3. Neuroscience and Behavior
starts with Canadian examples to illustrate the issue of sports-related head trauma and Chronic Traumatic Encephalopathy. Other highlights include the contributions of internationally renowned neurosurgeon Wilder Penfield in mapping somatosensory and motor cortex and McGill researcher Michael Meaney's work on the profound influence of maternal caretaking behaviour on the stress response in offspring.

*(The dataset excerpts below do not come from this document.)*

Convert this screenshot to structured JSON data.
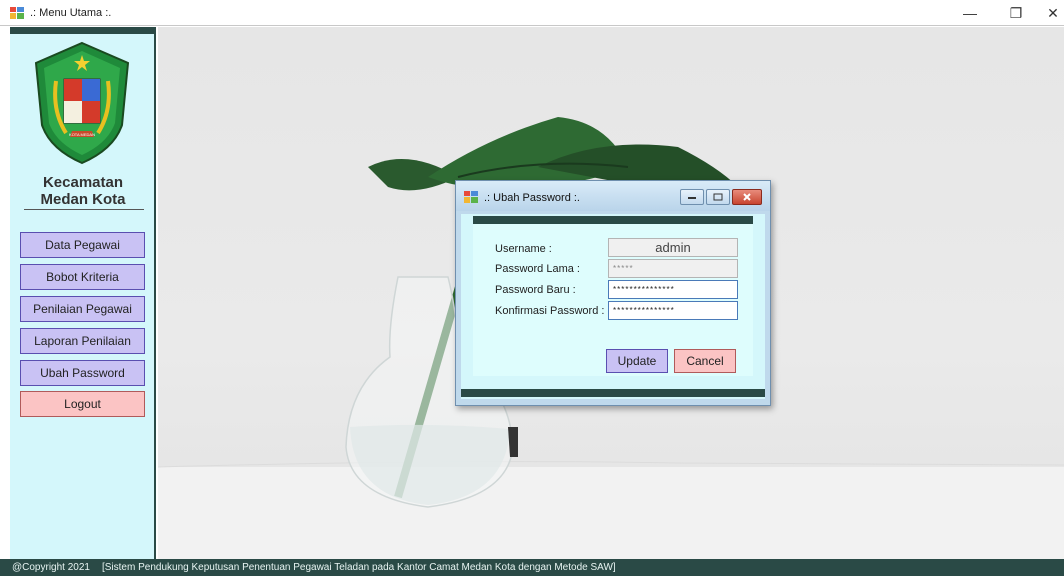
{
  "window": {
    "title": ".: Menu Utama :.",
    "min_glyph": "—",
    "max_glyph": "❐",
    "close_glyph": "✕"
  },
  "sidebar": {
    "org_line1": "Kecamatan",
    "org_line2": "Medan Kota",
    "logo_text": "KOTA MEDAN",
    "items": [
      {
        "label": "Data Pegawai"
      },
      {
        "label": "Bobot Kriteria"
      },
      {
        "label": "Penilaian Pegawai"
      },
      {
        "label": "Laporan Penilaian"
      },
      {
        "label": "Ubah Password"
      },
      {
        "label": "Logout"
      }
    ]
  },
  "status": {
    "copyright": "@Copyright 2021",
    "text": "[Sistem Pendukung Keputusan Penentuan Pegawai Teladan pada Kantor Camat Medan Kota dengan Metode SAW]"
  },
  "dialog": {
    "title": ".: Ubah Password :.",
    "labels": {
      "username": "Username :",
      "old_password": "Password Lama :",
      "new_password": "Password Baru :",
      "confirm_password": "Konfirmasi Password :"
    },
    "values": {
      "username": "admin",
      "old_password": "*****",
      "new_password": "***************",
      "confirm_password": "***************"
    },
    "buttons": {
      "update": "Update",
      "cancel": "Cancel"
    }
  },
  "colors": {
    "sidebar_bg": "#d4f7fb",
    "dark_band": "#2a4a46",
    "nav_button": "#c9c2f4",
    "logout_button": "#fbc4c4"
  }
}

4. Sensation and Perception
features research from the University of Western Ontario on the neural pathways for vision or visual streams, as well as University of Toronto researcher Glenn Schellenberg’s study on the link between music education and IQ scores.

5. Consciousness
looks at how University of Western Ontario researchers are using fMRI technology to determine the level of consciousness in brain-damaged patients.

6. Memory
covers seminal research on Levels of Processing by Fergus Craik and Endel Tulving, from University of Toronto, which has been so influential in our understanding of how humans encode information. The chapter also discusses Brenda Milner’s discovery, through her early work with Henry Molaison (HM), of the role of the hippocampus in long-term memory.

7. Learning
examines McMaster University researcher Shepard Siegel’s work on classical conditioning and how it explains the occurrence of drug overdoses with experienced drug abusers. It also describes McGill University research with rats that demonstrates how operant conditioning occurs.

8. Emotion and Motivation
offers a Canadian perspective on eating disorders.

9. Language and Thought
looks at the future of bilingualism in Canada.

10. Intelligence
uses athleticism as a model for intelligence and Canadian hockey player, Hayley Wickenheiser, as an example. By examining Wickenheiser's athletic abilities we question how intelligence is measured and thus discuss in detail intelligence testing and measurement methods.

11. Development
draws on Canadian statistics on health-related issues. Also included is McGill University research on the relationship between reflexes and motor development, as well as work by Canadian researcher Tomáš Paus showing how areas of the brain develop with age.

12. Personality
describes research at the University of British Columbia researchers personality, language, and behaviour.

13. Social Psychology
features research at the University of Calgary on the frustration-aggression hypothesis. It also discusses research at McGill University on attraction and relationship maintenance.

14. Stress and Health
includes a study on Canadian immigration and health patterns, and statistics relating to health issues.

|15. Psychological Disorders
looks at the incidence rates of psychological disorders in Canada, as well as alternative disorder evaluation protocols.

16. Treatment of Psychological Disorders
examines treatment rates and strategies available to Canadians and the ethic code for the treatment of patients.